The Bicolour Blenny (Ecsenius bicolor) is a small, endearing reef fish full of personality. Its two-tone body — typically dark blue at the front fading to orange behind — and its habit of perching in rock holes with big eyes peering out have made it a long-standing favourite. Hardy, inexpensive and useful as an algae grazer, it is an excellent first blenny for a community reef.

Like many blennies, it spends its day hopping between perches and grazing surfaces, retreating to a favourite hole that it claims as home.

Natural Habitat & Origin

Ecsenius bicolor is widespread across the Indo-Pacific, where it lives on coral reefs, perching on and darting between rock and coral. It shelters in small holes and crevices in the reef, using them as a base from which to graze the surrounding surfaces.

In the aquarium it wants exactly that: live rock with small holes and crevices to occupy, and plenty of grazing surface with natural algae.

Care Requirements

Maintain stable marine conditions: salinity around 1.024–1.026, pH 8.1–8.4, and a temperature of about 24–26°C (75–79°F). Reaching about 11 cm (4.3 inches), it can be kept in tanks of around 75 litres (20 US gallons) or more. A secure lid is sensible, as blennies can jump, and ample rockwork gives it the perches and bolt-holes it needs.
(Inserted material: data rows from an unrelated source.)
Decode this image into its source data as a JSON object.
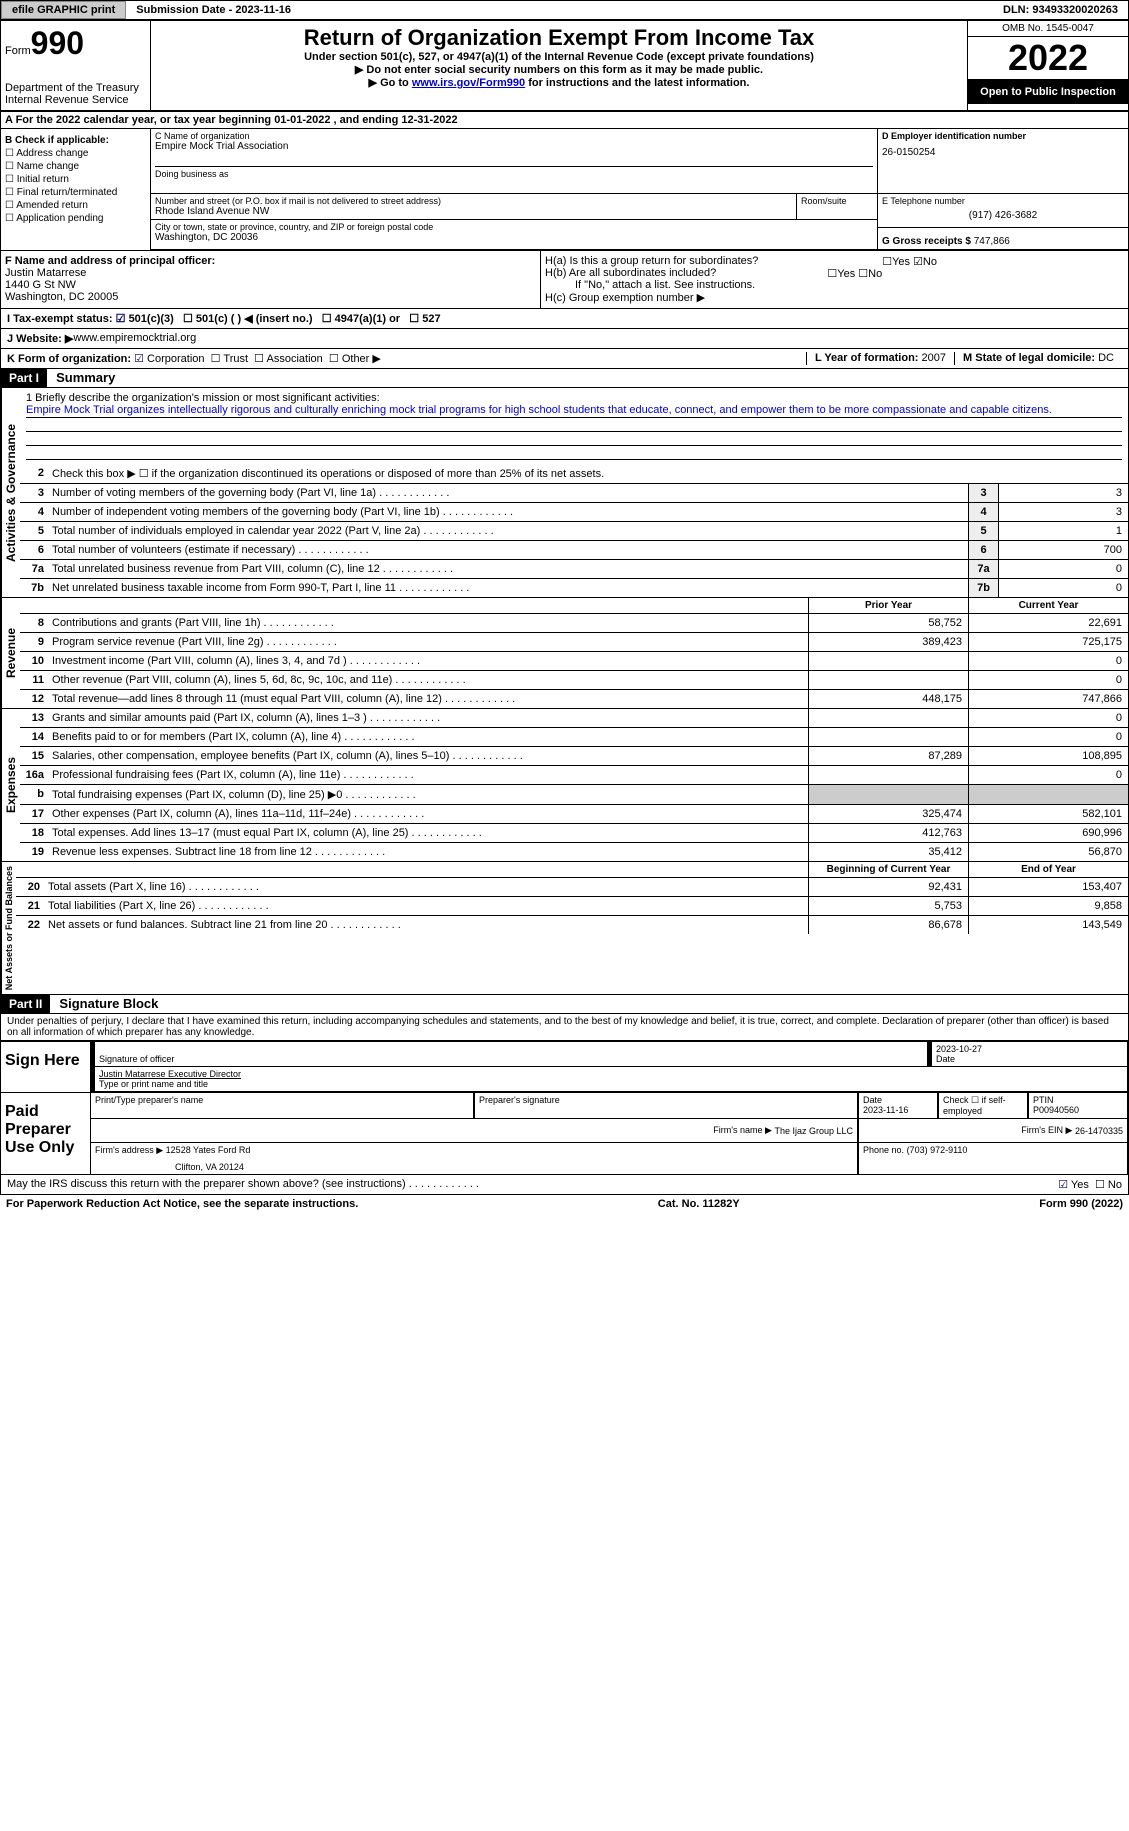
{
  "topbar": {
    "efile_btn": "efile GRAPHIC print",
    "submission_date": "Submission Date - 2023-11-16",
    "dln": "DLN: 93493320020263"
  },
  "header": {
    "form_label": "Form",
    "form_num": "990",
    "dept": "Department of the Treasury",
    "irs": "Internal Revenue Service",
    "title": "Return of Organization Exempt From Income Tax",
    "subtitle": "Under section 501(c), 527, or 4947(a)(1) of the Internal Revenue Code (except private foundations)",
    "note1": "▶ Do not enter social security numbers on this form as it may be made public.",
    "note2_pre": "▶ Go to ",
    "note2_link": "www.irs.gov/Form990",
    "note2_post": " for instructions and the latest information.",
    "omb": "OMB No. 1545-0047",
    "year": "2022",
    "open": "Open to Public Inspection"
  },
  "section_a": "A For the 2022 calendar year, or tax year beginning 01-01-2022   , and ending 12-31-2022",
  "col_b": {
    "title": "B Check if applicable:",
    "items": [
      "Address change",
      "Name change",
      "Initial return",
      "Final return/terminated",
      "Amended return",
      "Application pending"
    ]
  },
  "col_c": {
    "name_label": "C Name of organization",
    "name": "Empire Mock Trial Association",
    "dba_label": "Doing business as",
    "street_label": "Number and street (or P.O. box if mail is not delivered to street address)",
    "street": "Rhode Island Avenue NW",
    "room_label": "Room/suite",
    "city_label": "City or town, state or province, country, and ZIP or foreign postal code",
    "city": "Washington, DC  20036"
  },
  "col_d": {
    "ein_label": "D Employer identification number",
    "ein": "26-0150254",
    "phone_label": "E Telephone number",
    "phone": "(917) 426-3682",
    "gross_label": "G Gross receipts $",
    "gross": "747,866"
  },
  "row_f": {
    "label": "F  Name and address of principal officer:",
    "name": "Justin Matarrese",
    "addr1": "1440 G St NW",
    "addr2": "Washington, DC  20005"
  },
  "row_h": {
    "ha": "H(a)  Is this a group return for subordinates?",
    "hb": "H(b)  Are all subordinates included?",
    "hb_note": "If \"No,\" attach a list. See instructions.",
    "hc": "H(c)  Group exemption number ▶"
  },
  "row_i": {
    "label": "I    Tax-exempt status:",
    "opts": [
      "501(c)(3)",
      "501(c) (  ) ◀ (insert no.)",
      "4947(a)(1) or",
      "527"
    ]
  },
  "row_j": {
    "label": "J   Website: ▶",
    "value": "  www.empiremocktrial.org"
  },
  "row_k": {
    "label": "K Form of organization:",
    "opts": [
      "Corporation",
      "Trust",
      "Association",
      "Other ▶"
    ]
  },
  "row_l": {
    "label": "L Year of formation:",
    "value": "2007"
  },
  "row_m": {
    "label": "M State of legal domicile:",
    "value": "DC"
  },
  "part1": {
    "hdr": "Part I",
    "title": "Summary"
  },
  "mission": {
    "label": "1   Briefly describe the organization's mission or most significant activities:",
    "text": "Empire Mock Trial organizes intellectually rigorous and culturally enriching mock trial programs for high school students that educate, connect, and empower them to be more compassionate and capable citizens."
  },
  "line2": "Check this box ▶ ☐  if the organization discontinued its operations or disposed of more than 25% of its net assets.",
  "activities": [
    {
      "n": "3",
      "d": "Number of voting members of the governing body (Part VI, line 1a)",
      "v": "3"
    },
    {
      "n": "4",
      "d": "Number of independent voting members of the governing body (Part VI, line 1b)",
      "v": "3"
    },
    {
      "n": "5",
      "d": "Total number of individuals employed in calendar year 2022 (Part V, line 2a)",
      "v": "1"
    },
    {
      "n": "6",
      "d": "Total number of volunteers (estimate if necessary)",
      "v": "700"
    },
    {
      "n": "7a",
      "d": "Total unrelated business revenue from Part VIII, column (C), line 12",
      "v": "0"
    },
    {
      "n": "7b",
      "d": "Net unrelated business taxable income from Form 990-T, Part I, line 11",
      "v": "0"
    }
  ],
  "revenue_hdr": {
    "prior": "Prior Year",
    "current": "Current Year"
  },
  "revenue": [
    {
      "n": "8",
      "d": "Contributions and grants (Part VIII, line 1h)",
      "p": "58,752",
      "c": "22,691"
    },
    {
      "n": "9",
      "d": "Program service revenue (Part VIII, line 2g)",
      "p": "389,423",
      "c": "725,175"
    },
    {
      "n": "10",
      "d": "Investment income (Part VIII, column (A), lines 3, 4, and 7d )",
      "p": "",
      "c": "0"
    },
    {
      "n": "11",
      "d": "Other revenue (Part VIII, column (A), lines 5, 6d, 8c, 9c, 10c, and 11e)",
      "p": "",
      "c": "0"
    },
    {
      "n": "12",
      "d": "Total revenue—add lines 8 through 11 (must equal Part VIII, column (A), line 12)",
      "p": "448,175",
      "c": "747,866"
    }
  ],
  "expenses": [
    {
      "n": "13",
      "d": "Grants and similar amounts paid (Part IX, column (A), lines 1–3 )",
      "p": "",
      "c": "0"
    },
    {
      "n": "14",
      "d": "Benefits paid to or for members (Part IX, column (A), line 4)",
      "p": "",
      "c": "0"
    },
    {
      "n": "15",
      "d": "Salaries, other compensation, employee benefits (Part IX, column (A), lines 5–10)",
      "p": "87,289",
      "c": "108,895"
    },
    {
      "n": "16a",
      "d": "Professional fundraising fees (Part IX, column (A), line 11e)",
      "p": "",
      "c": "0"
    },
    {
      "n": "b",
      "d": "Total fundraising expenses (Part IX, column (D), line 25) ▶0",
      "p": "GRAY",
      "c": "GRAY"
    },
    {
      "n": "17",
      "d": "Other expenses (Part IX, column (A), lines 11a–11d, 11f–24e)",
      "p": "325,474",
      "c": "582,101"
    },
    {
      "n": "18",
      "d": "Total expenses. Add lines 13–17 (must equal Part IX, column (A), line 25)",
      "p": "412,763",
      "c": "690,996"
    },
    {
      "n": "19",
      "d": "Revenue less expenses. Subtract line 18 from line 12",
      "p": "35,412",
      "c": "56,870"
    }
  ],
  "netassets_hdr": {
    "begin": "Beginning of Current Year",
    "end": "End of Year"
  },
  "netassets": [
    {
      "n": "20",
      "d": "Total assets (Part X, line 16)",
      "p": "92,431",
      "c": "153,407"
    },
    {
      "n": "21",
      "d": "Total liabilities (Part X, line 26)",
      "p": "5,753",
      "c": "9,858"
    },
    {
      "n": "22",
      "d": "Net assets or fund balances. Subtract line 21 from line 20",
      "p": "86,678",
      "c": "143,549"
    }
  ],
  "part2": {
    "hdr": "Part II",
    "title": "Signature Block"
  },
  "perjury": "Under penalties of perjury, I declare that I have examined this return, including accompanying schedules and statements, and to the best of my knowledge and belief, it is true, correct, and complete. Declaration of preparer (other than officer) is based on all information of which preparer has any knowledge.",
  "sign": {
    "left": "Sign Here",
    "sig_officer": "Signature of officer",
    "date_label": "Date",
    "date": "2023-10-27",
    "name": "Justin Matarrese  Executive Director",
    "name_label": "Type or print name and title"
  },
  "preparer": {
    "left": "Paid Preparer Use Only",
    "print_label": "Print/Type preparer's name",
    "sig_label": "Preparer's signature",
    "date_label": "Date",
    "date": "2023-11-16",
    "self_label": "Check ☐ if self-employed",
    "ptin_label": "PTIN",
    "ptin": "P00940560",
    "firm_name_label": "Firm's name    ▶",
    "firm_name": "The Ijaz Group LLC",
    "firm_ein_label": "Firm's EIN ▶",
    "firm_ein": "26-1470335",
    "firm_addr_label": "Firm's address ▶",
    "firm_addr1": "12528 Yates Ford Rd",
    "firm_addr2": "Clifton, VA  20124",
    "firm_phone_label": "Phone no.",
    "firm_phone": "(703) 972-9110"
  },
  "footer": {
    "discuss": "May the IRS discuss this return with the preparer shown above? (see instructions)",
    "paperwork": "For Paperwork Reduction Act Notice, see the separate instructions.",
    "cat": "Cat. No. 11282Y",
    "form": "Form 990 (2022)"
  },
  "vert_labels": {
    "activities": "Activities & Governance",
    "revenue": "Revenue",
    "expenses": "Expenses",
    "netassets": "Net Assets or Fund Balances"
  }
}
It is hardy and undemanding, making it forgiving of beginner mistakes provided water quality is stable.

Diet & Feeding

The Bicolour Blenny is primarily a herbivore, grazing on algae and detritus from rock surfaces. Provide a diet built around marine algae and herbivore preparations — including spirulina and dried algae — supplemented with the occasional meaty marine food. A tank with healthy film and turf algae greatly benefits it, and it can help keep such algae in check, though it should not be relied on as a sole algae-control measure.

Behavior & Temperament

This is a generally peaceful, comical fish, though it can be territorial toward other blennies or fish that compete for its perches and grazing patches. It is usually best kept as the only blenny in smaller tanks. Toward unrelated species it is well behaved, spending its time perched and grazing.

Tank Mates

Good companions are peaceful reef fish — clownfish, gobies, chromis, cardinalfish and similar — that won't compete for the same niche. Avoid keeping it with other small bottom-perching blennies in a small system. It is reef-safe, though an occasional individual may nip at clam mantles or coral polyps if underfed; a well-fed blenny rarely causes trouble.

Breeding

Ecsenius bicolor lays eggs in a crevice or hole, guarded by the male, and has been bred by dedicated hobbyists. Rearing the larvae requires suitable small foods and is uncommon, so most trade specimens are wild-collected.

Common Health Issues

The Bicolour Blenny is hardy but, like all marine fish, can be affected by marine ich (Cryptocaryon irritans) and marine velvet (Amyloodinium ocellatum) under stress. Quarantine new arrivals, keep water quality stable, secure the lid against jumping, and ensure it has enough to graze on. Given those basics it is one of the most rewarding and beginner-friendly small marine fish, full of character for a peaceful reef.